It could be you, but it probably won’t be. The chances of winning tonight’s Lotto, ditching the job and splurging on a Caribbean holiday are more remote than ever.
For the first time, players will choose from a panel of 47 numbers instead of 45, pushing the odds of scooping the jackpot out to nearly 11 million to one.
According to a 2006 analysis by Harvard's David Ropeik, one of world's foremost experts on risk, the odds of dying in an aircraft crash are equivalent.
Back in 1987, when the National Lottery was first established, the odds of selecting the correct combination, albeit from a 36-number panel, was 1.9 million to one.
The long odds are unlikely to deter the many thousands of Irish people who play religiously each week, however.
Psychologists call it the sweet spot of risk-taking – small financial outlays, too minuscule to be viewed as a risk.
It’s the business model that drives modern, mass-participation lotteries and generates billions of euro for operators each year.
The companies behind these businesses want you to view their product as just another benign grocery item, equivalent to a loaf of bread.
The National Lottery's revamped format is part of a series of changes being brought in by the new private operator, Premier Lotteries Ireland (PLI), which will also see the price of a minimum two-line play rise from €3 to €4.
The changes, which will also include larger payouts for smaller prizes, are designed to generate bigger jackpots.
Jackpot data
National Lottery data shows sales can jump by as much as 80 per cent when jackpots hit €10 million, with more and more players being dragged in as the prize pot grows.
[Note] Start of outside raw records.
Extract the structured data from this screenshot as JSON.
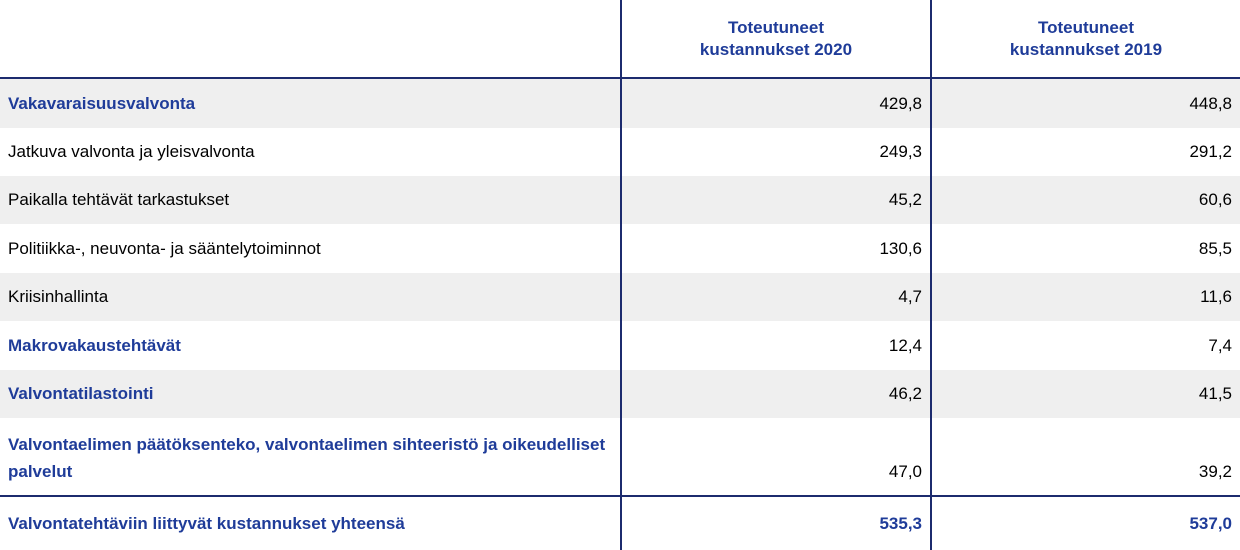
{
  "table": {
    "columns": [
      "",
      "Toteutuneet kustannukset 2020",
      "Toteutuneet kustannukset 2019"
    ],
    "rows": [
      [
        "Vakavaraisuusvalvonta",
        "429,8",
        "448,8"
      ],
      [
        "Jatkuva valvonta ja yleisvalvonta",
        "249,3",
        "291,2"
      ],
      [
        "Paikalla tehtävät tarkastukset",
        "45,2",
        "60,6"
      ],
      [
        "Politiikka-, neuvonta- ja sääntelytoiminnot",
        "130,6",
        "85,5"
      ],
      [
        "Kriisinhallinta",
        "4,7",
        "11,6"
      ],
      [
        "Makrovakaustehtävät",
        "12,4",
        "7,4"
      ],
      [
        "Valvontatilastointi",
        "46,2",
        "41,5"
      ],
      [
        "Valvontaelimen päätöksenteko, valvontaelimen sihteeristö ja oikeudelliset palvelut",
        "47,0",
        "39,2"
      ],
      [
        "Valvontatehtäviin liittyvät kustannukset yhteensä",
        "535,3",
        "537,0"
      ]
    ]
  }
}
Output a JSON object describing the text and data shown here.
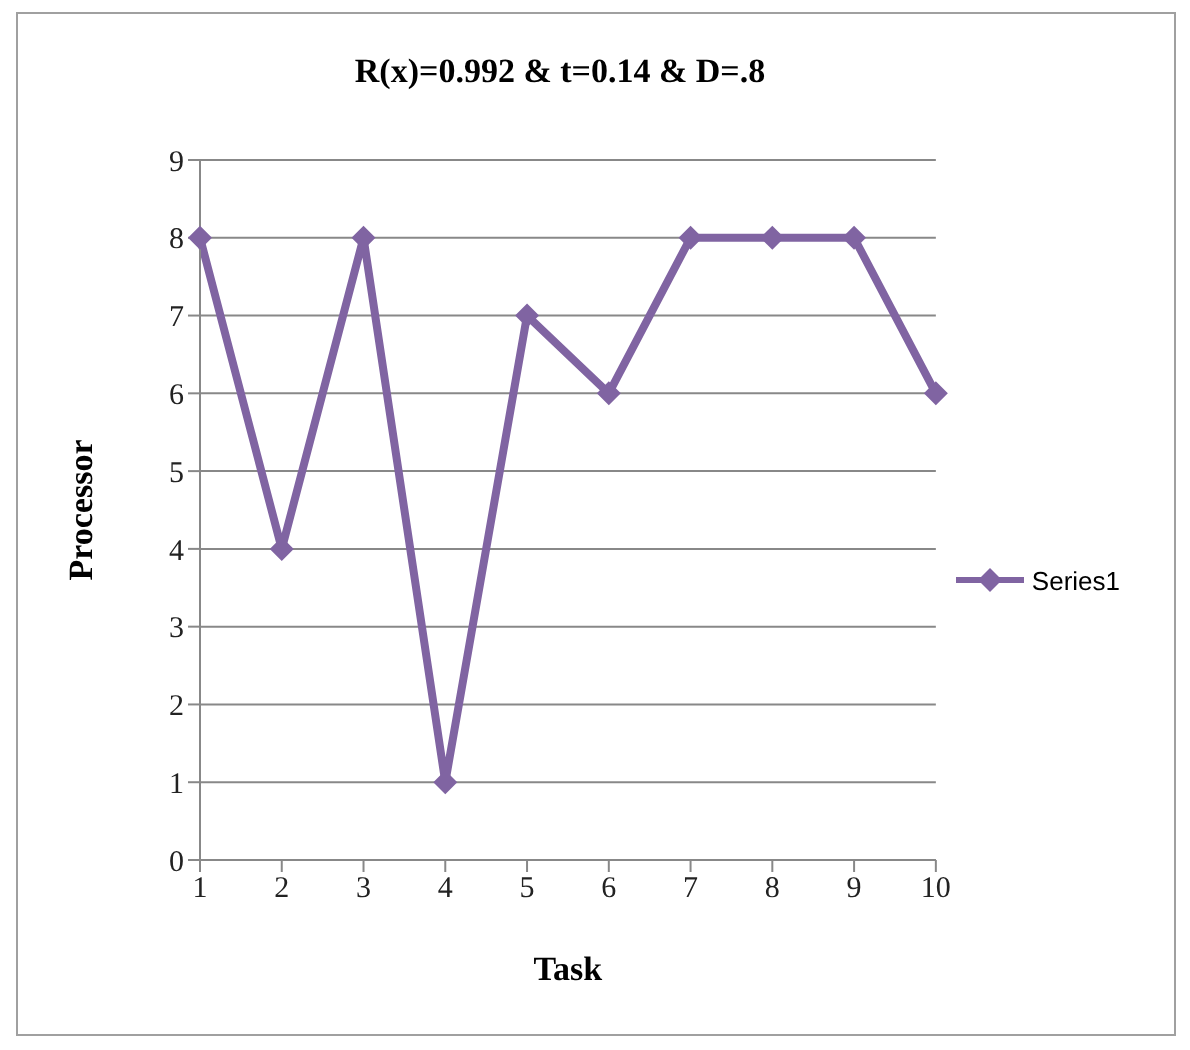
{
  "chart_data": {
    "type": "line",
    "title": "R(x)=0.992 & t=0.14 & D=.8",
    "xlabel": "Task",
    "ylabel": "Processor",
    "categories": [
      "1",
      "2",
      "3",
      "4",
      "5",
      "6",
      "7",
      "8",
      "9",
      "10"
    ],
    "series": [
      {
        "name": "Series1",
        "color": "#8064a2",
        "values": [
          8,
          4,
          8,
          1,
          7,
          6,
          8,
          8,
          8,
          6
        ]
      }
    ],
    "ylim": [
      0,
      9
    ],
    "yticks": [
      0,
      1,
      2,
      3,
      4,
      5,
      6,
      7,
      8,
      9
    ],
    "grid": "y",
    "legend": "right",
    "marker": "diamond",
    "line_style": "solid"
  }
}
The operator’s honeymoon in charge – it took over last November – hasn’t exactly gone to plan.
The switch to a new technology platform has resulted in a series of technical blunders and outages, the worst of which resulted in a cancelled draw back in February.
This has damaged its reputation and led to renewed grumblings about the Government’s decision to privatise it in the first place.
However, the proof of the privatisation pudding will be best judged on how much money is generated for good causes and how much profit the operator makes.
PLI, obviously, needs to make a return on its €405 million investment, but we’ve no way of knowing if that was a good outcome for the State until we see the profit margin it generates.